A grande verdade é que as investigações já aconteceram. Os militares estão na prisão preventiva há um ano e seis meses. Qual investigação que esses militares estão atrapalhando? Eles estão presos mesmo com essas evidências todas que apontam para a inocência deles, como eu mostrei.
O que falta para essas investigações serem concluídas? É falta de vontade política?
Isso você vai ter que perguntar para essas autoridades que estão responsáveis pelo processo. Tem que perguntar se eles têm conhecimento desse material todo e por quê que não consta no processo o relatório da 15ª DP, em que dois traficantes – um da rocinha e um preso em Bangu – trocam mensagens e dizem que o Amarildo foi morto por um traficante. Se é coincidência o relatório da Inteligência da Polícia Militar de um ano antes, que diz que estavam tentando armar alguma coisa contra o Major Edson (comandante da UPP da Rocinha, preso no Caso Amarildo). E essas fotos, que mostram que no horário da tortura os policiais acusados estavam em outro lugar? Eu quero acreditar que eles não têm esses documentos.
O senhor nega ter diferenças ideológicas com o PSOL, então?
Muito pelo contrário. É uma questão de justiça. Eu estou andando na linha do meu partido.
E a sua Proposta de Emenda à Constituição que substitui o trecho “todo poder emana do povo” por “todo poder emana de Deus”, ela não vai contra a defesa do Estado laico feito por seu partido?
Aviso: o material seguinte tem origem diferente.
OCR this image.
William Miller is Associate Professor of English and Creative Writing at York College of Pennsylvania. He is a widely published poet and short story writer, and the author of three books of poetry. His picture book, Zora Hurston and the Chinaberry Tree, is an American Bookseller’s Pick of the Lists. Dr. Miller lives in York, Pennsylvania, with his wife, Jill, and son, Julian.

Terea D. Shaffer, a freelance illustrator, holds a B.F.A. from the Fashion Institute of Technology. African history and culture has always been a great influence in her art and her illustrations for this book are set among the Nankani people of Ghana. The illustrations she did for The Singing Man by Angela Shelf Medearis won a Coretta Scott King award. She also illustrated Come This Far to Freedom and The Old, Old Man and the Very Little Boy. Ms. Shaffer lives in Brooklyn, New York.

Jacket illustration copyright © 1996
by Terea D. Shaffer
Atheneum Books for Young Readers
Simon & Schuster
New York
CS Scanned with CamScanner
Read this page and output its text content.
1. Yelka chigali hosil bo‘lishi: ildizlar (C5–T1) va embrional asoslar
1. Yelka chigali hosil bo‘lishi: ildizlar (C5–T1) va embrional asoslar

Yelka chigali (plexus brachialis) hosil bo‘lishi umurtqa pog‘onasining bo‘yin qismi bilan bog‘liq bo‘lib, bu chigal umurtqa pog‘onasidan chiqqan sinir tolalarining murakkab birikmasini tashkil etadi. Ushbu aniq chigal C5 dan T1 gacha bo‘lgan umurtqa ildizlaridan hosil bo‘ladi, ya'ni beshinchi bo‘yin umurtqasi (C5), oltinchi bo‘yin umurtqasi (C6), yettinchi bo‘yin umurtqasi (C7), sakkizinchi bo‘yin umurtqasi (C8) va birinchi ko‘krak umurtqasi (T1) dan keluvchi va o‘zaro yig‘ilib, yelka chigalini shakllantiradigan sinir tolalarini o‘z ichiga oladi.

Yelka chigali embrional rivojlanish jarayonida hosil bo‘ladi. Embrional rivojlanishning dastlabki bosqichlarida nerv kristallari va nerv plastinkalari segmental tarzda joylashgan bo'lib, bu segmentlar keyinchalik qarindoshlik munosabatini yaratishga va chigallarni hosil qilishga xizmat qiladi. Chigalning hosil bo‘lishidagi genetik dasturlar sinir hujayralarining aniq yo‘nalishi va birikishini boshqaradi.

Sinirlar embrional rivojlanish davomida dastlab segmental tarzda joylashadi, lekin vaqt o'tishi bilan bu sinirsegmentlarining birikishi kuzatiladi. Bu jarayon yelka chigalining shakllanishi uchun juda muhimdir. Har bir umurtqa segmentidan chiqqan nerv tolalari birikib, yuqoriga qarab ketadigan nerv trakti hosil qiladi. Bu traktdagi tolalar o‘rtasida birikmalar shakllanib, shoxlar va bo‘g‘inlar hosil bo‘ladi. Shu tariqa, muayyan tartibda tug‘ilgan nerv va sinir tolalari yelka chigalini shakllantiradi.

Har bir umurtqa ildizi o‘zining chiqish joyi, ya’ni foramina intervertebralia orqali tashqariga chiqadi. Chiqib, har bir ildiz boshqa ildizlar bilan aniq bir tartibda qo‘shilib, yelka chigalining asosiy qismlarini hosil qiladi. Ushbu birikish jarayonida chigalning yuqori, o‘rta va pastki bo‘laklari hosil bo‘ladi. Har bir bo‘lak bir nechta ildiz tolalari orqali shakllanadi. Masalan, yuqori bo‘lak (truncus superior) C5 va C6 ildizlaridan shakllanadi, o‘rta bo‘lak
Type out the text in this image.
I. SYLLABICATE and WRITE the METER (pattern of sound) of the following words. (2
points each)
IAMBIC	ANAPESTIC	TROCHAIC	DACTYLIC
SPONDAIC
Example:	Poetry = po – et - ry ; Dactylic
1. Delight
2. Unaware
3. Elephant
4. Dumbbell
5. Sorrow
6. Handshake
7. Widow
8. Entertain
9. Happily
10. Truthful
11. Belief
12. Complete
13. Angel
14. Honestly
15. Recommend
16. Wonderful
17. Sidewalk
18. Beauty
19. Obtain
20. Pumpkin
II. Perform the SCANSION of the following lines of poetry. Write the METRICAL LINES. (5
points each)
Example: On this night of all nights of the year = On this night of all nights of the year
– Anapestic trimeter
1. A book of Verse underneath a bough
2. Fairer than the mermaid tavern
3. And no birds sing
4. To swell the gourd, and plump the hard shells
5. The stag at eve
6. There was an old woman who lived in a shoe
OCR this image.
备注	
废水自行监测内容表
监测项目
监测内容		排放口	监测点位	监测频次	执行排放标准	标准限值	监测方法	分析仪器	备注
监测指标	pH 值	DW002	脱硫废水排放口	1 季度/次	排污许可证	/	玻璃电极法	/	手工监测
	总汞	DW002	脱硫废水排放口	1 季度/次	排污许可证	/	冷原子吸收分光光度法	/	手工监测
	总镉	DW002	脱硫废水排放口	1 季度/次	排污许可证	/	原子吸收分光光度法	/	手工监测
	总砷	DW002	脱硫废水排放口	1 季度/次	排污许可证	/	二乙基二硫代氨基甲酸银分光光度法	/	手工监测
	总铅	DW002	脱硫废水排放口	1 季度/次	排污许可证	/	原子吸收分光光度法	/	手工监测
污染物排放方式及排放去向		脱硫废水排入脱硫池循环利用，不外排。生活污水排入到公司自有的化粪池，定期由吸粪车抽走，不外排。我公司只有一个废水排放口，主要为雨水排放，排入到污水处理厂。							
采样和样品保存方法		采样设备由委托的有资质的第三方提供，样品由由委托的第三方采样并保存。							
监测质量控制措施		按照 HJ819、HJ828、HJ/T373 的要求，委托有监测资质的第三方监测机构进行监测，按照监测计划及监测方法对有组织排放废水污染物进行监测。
Discordo. O estatuto do meu partido fala com clareza que é livre a expressão religiosa. O Estado é laico e um dos pressupostos disso é a liberdade religiosa. Eu não estou, em momento algum, pregando religião. O próprio preâmbulo da Constituição fala “promulgamos sob a proteção de Deus”. O regimento interno da Câmara fala, no Artigo 79, sobre Bíblia em cima da mesa diretora. Quando entrei no PSOL, todos sabiam que eu era militar e era um cristão, que falava de Deus. Nosso movimento SOS Bombeiros nasceu em 2011 e, hoje eu estou aqui, eu coloco toda a honra e toda a glória para Jesus Cristo e pra Deus. Sou fruto de um milagre. Não tive tempo de televisão em momento algum da minha campanha, não recebi material nenhum do PSOL na minha campanha, e nós tivemos 49.831 votos. Acredito em Deus, respeito a religião de todos, não prego nenhuma religião. Eu quero ser tratado com igualdade. Quero que prevaleça a letra L do PSOL, de liberdade. Exijo que minha liberdade religiosa seja respeitada.
Deus de fato é algo mais amplo do que a religião cristã, mas existem religiões e pessoas que não acreditam na figura de um Deus. Essa PEC não é uma afronta à liberdade religiosa delas?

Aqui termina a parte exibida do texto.